Tag Archives: The Merchant of Venice

Poetry Friday ~ The Merchant of Venice

29 May

Hi, everyone! It’s the fourth week of the month, which means, we get a Theme Prompt! Merril D. Smith, the winner from last month’s challenge selected a quote from Shakespeare’s A Merchant of Venice as this month’s theme. Colleen’s 2020 Weekly Poetry Challenge

This week’s theme is:

“How far that little candle throws his beams! So shines a good deed in a weary world.”

― William Shakespeare, The Merchant of Venice

After each good deed

no parade or accolades

Take a step higher

on heaven’s ladder until

you have reached St. Peter’s gate

I read The Merchant of Venice in high school, and I remember having mixed feelings about it. The Jewish loan shark (okay, moneylender) Shylock horrifed me with his request for a pound of flesh as payment for a loan.

Here’s a rough and short summary of the story: A man named Antonio owned a fleet of merchant ships. One day, a gold-digging friend of his, Bassanio asked him for a loan so that he could pursue a rich woman named Portia. But Antonio’s ships had not come in with his merchandise yet, so he had no money to lend him. Instead, Antonio tells his friend to ask Shylock for the loan promising that he’d pay it back once his ships return. When Bassanio asked Shylock for the loan, instead of charging extremely high rates of interest, as he usually did, the moneylender asked that a pound of Antonio’s flesh be the payment if the loan was not paid within three months.

Three months went by, and Antonio’s ships had not returned. He was told that they were lost at sea. It was time to repay the loan, but Antonio was broke. Shylock had him arrested and demanded his pound of flesh. Bassanio, now married to the heiress Portia, offered her money to pay the loan. However, Shylock held a grudge against Antonio because he considered him competition in the loan business and an anti-Semite (which he was). Shylock insisted he must be allowed to extract a pound of flesh from Antonio as per their contract.

Long story short (too late), Portia, (Bassanio’s rich wife) dressed as a lawyer (?) managed to safe Antonio’s life. She won the case against Shylock by stating that there was no mention of blood in the contract. Therefore, if he could extract a pound of flesh from Antonio without spilling any of his blood he could go ahead and do so, but if he spilled one drop of his blood he would go to jail. Of course, Shylock knew it would be impossible to cut out a pound of flesh from a man without an enormous amount of blood shed.

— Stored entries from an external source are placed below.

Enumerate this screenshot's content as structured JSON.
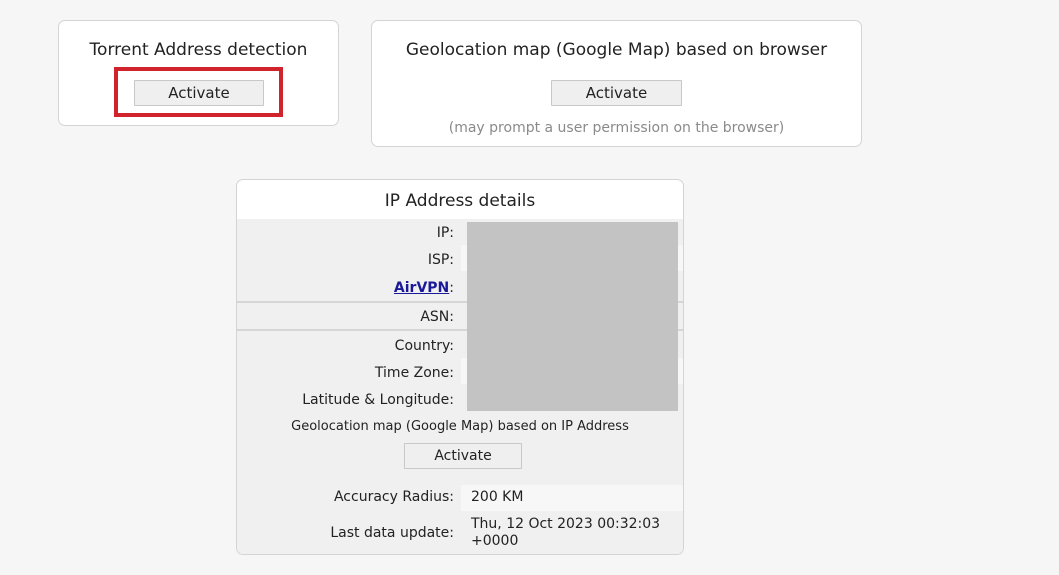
{
  "torrent": {
    "title": "Torrent Address detection",
    "button_label": "Activate"
  },
  "geo_browser": {
    "title": "Geolocation map (Google Map) based on browser",
    "button_label": "Activate",
    "note": "(may prompt a user permission on the browser)"
  },
  "ip_details": {
    "title": "IP Address details",
    "ip_label": "IP:",
    "isp_label": "ISP:",
    "airvpn_link": "AirVPN",
    "airvpn_suffix": ":",
    "asn_label": "ASN:",
    "country_label": "Country:",
    "timezone_label": "Time Zone:",
    "latlong_label": "Latitude & Longitude:",
    "map_caption": "Geolocation map (Google Map) based on IP Address",
    "map_button_label": "Activate",
    "accuracy_label": "Accuracy Radius:",
    "accuracy_value": "200 KM",
    "last_update_label": "Last data update:",
    "last_update_value_line1": "Thu, 12 Oct 2023 00:32:03",
    "last_update_value_line2": "+0000"
  },
  "colors": {
    "highlight": "#d0232c",
    "link": "#1a1a99",
    "redaction": "#c3c3c3"
  }
}
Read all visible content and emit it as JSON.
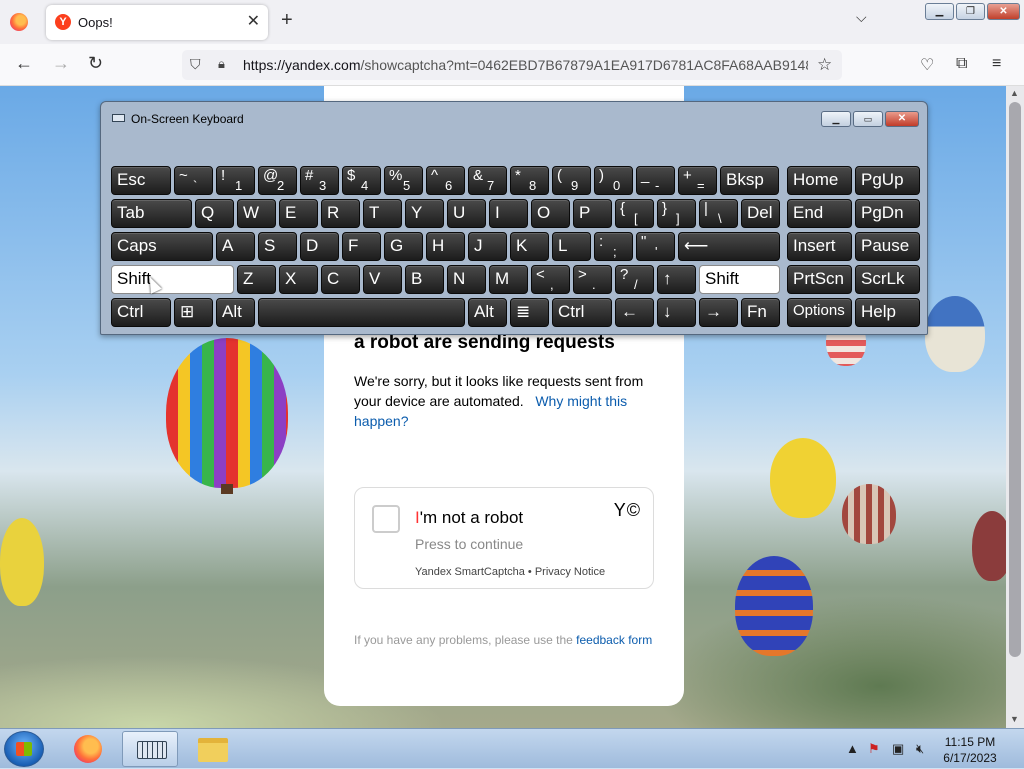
{
  "browser": {
    "tab_title": "Oops!",
    "tab_favicon": "Y",
    "new_tab": "+",
    "url_domain": "https://yandex.com",
    "url_rest": "/showcaptcha?mt=0462EBD7B67879A1EA917D6781AC8FA68AAB9148"
  },
  "page": {
    "heading": "a robot are sending requests",
    "body_text": "We're sorry, but it looks like requests sent from your device are automated.",
    "body_link": "Why might this happen?",
    "captcha": {
      "title_first": "I",
      "title_rest": "'m not a robot",
      "press": "Press to continue",
      "brand": "Y©",
      "footer": "Yandex SmartCaptcha • Privacy Notice"
    },
    "note_text": "If you have any problems, please use the",
    "note_link": "feedback form"
  },
  "osk": {
    "title": "On-Screen Keyboard",
    "rows": [
      [
        {
          "label": "Esc"
        },
        {
          "top": "~",
          "bottom": "`"
        },
        {
          "top": "!",
          "bottom": "1"
        },
        {
          "top": "@",
          "bottom": "2"
        },
        {
          "top": "#",
          "bottom": "3"
        },
        {
          "top": "$",
          "bottom": "4"
        },
        {
          "top": "%",
          "bottom": "5"
        },
        {
          "top": "^",
          "bottom": "6"
        },
        {
          "top": "&",
          "bottom": "7"
        },
        {
          "top": "*",
          "bottom": "8"
        },
        {
          "top": "(",
          "bottom": "9"
        },
        {
          "top": ")",
          "bottom": "0"
        },
        {
          "top": "_",
          "bottom": "-"
        },
        {
          "top": "+",
          "bottom": "="
        },
        {
          "label": "Bksp"
        },
        {
          "label": "Home"
        },
        {
          "label": "PgUp"
        }
      ],
      [
        {
          "label": "Tab"
        },
        {
          "label": "Q"
        },
        {
          "label": "W"
        },
        {
          "label": "E"
        },
        {
          "label": "R"
        },
        {
          "label": "T"
        },
        {
          "label": "Y"
        },
        {
          "label": "U"
        },
        {
          "label": "I"
        },
        {
          "label": "O"
        },
        {
          "label": "P"
        },
        {
          "top": "{",
          "bottom": "["
        },
        {
          "top": "}",
          "bottom": "]"
        },
        {
          "top": "|",
          "bottom": "\\"
        },
        {
          "label": "Del"
        },
        {
          "label": "End"
        },
        {
          "label": "PgDn"
        }
      ],
      [
        {
          "label": "Caps"
        },
        {
          "label": "A"
        },
        {
          "label": "S"
        },
        {
          "label": "D"
        },
        {
          "label": "F"
        },
        {
          "label": "G"
        },
        {
          "label": "H"
        },
        {
          "label": "J"
        },
        {
          "label": "K"
        },
        {
          "label": "L"
        },
        {
          "top": ":",
          "bottom": ";"
        },
        {
          "top": "\"",
          "bottom": "'"
        },
        {
          "label": "⟵"
        },
        {
          "label": "Insert"
        },
        {
          "label": "Pause"
        }
      ],
      [
        {
          "label": "Shift",
          "state": "pressed"
        },
        {
          "label": "Z"
        },
        {
          "label": "X"
        },
        {
          "label": "C"
        },
        {
          "label": "V"
        },
        {
          "label": "B"
        },
        {
          "label": "N"
        },
        {
          "label": "M"
        },
        {
          "top": "<",
          "bottom": ","
        },
        {
          "top": ">",
          "bottom": "."
        },
        {
          "top": "?",
          "bottom": "/"
        },
        {
          "label": "↑"
        },
        {
          "label": "Shift",
          "state": "pressed"
        },
        {
          "label": "PrtScn"
        },
        {
          "label": "ScrLk"
        }
      ],
      [
        {
          "label": "Ctrl"
        },
        {
          "label": "⊞"
        },
        {
          "label": "Alt"
        },
        {
          "label": ""
        },
        {
          "label": "Alt"
        },
        {
          "label": "≣"
        },
        {
          "label": "Ctrl"
        },
        {
          "label": "←"
        },
        {
          "label": "↓"
        },
        {
          "label": "→"
        },
        {
          "label": "Fn"
        },
        {
          "label": "Options"
        },
        {
          "label": "Help"
        }
      ]
    ]
  },
  "taskbar": {
    "time": "11:15 PM",
    "date": "6/17/2023"
  }
}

In the end, Shylock lost his daughter and part of his wealth to another of Antonio’s friends, and was forced to become a Christian (antisemitism). Antonio’s ships came in afterall, and he and his friends lived happily ever after with their spouses. At times, I viewed Shylock as a villain and other times as a victim. Nevertheless, The Merchant of Venice is a story worth reading.

Thanks for stopping by, and have a fabulous day!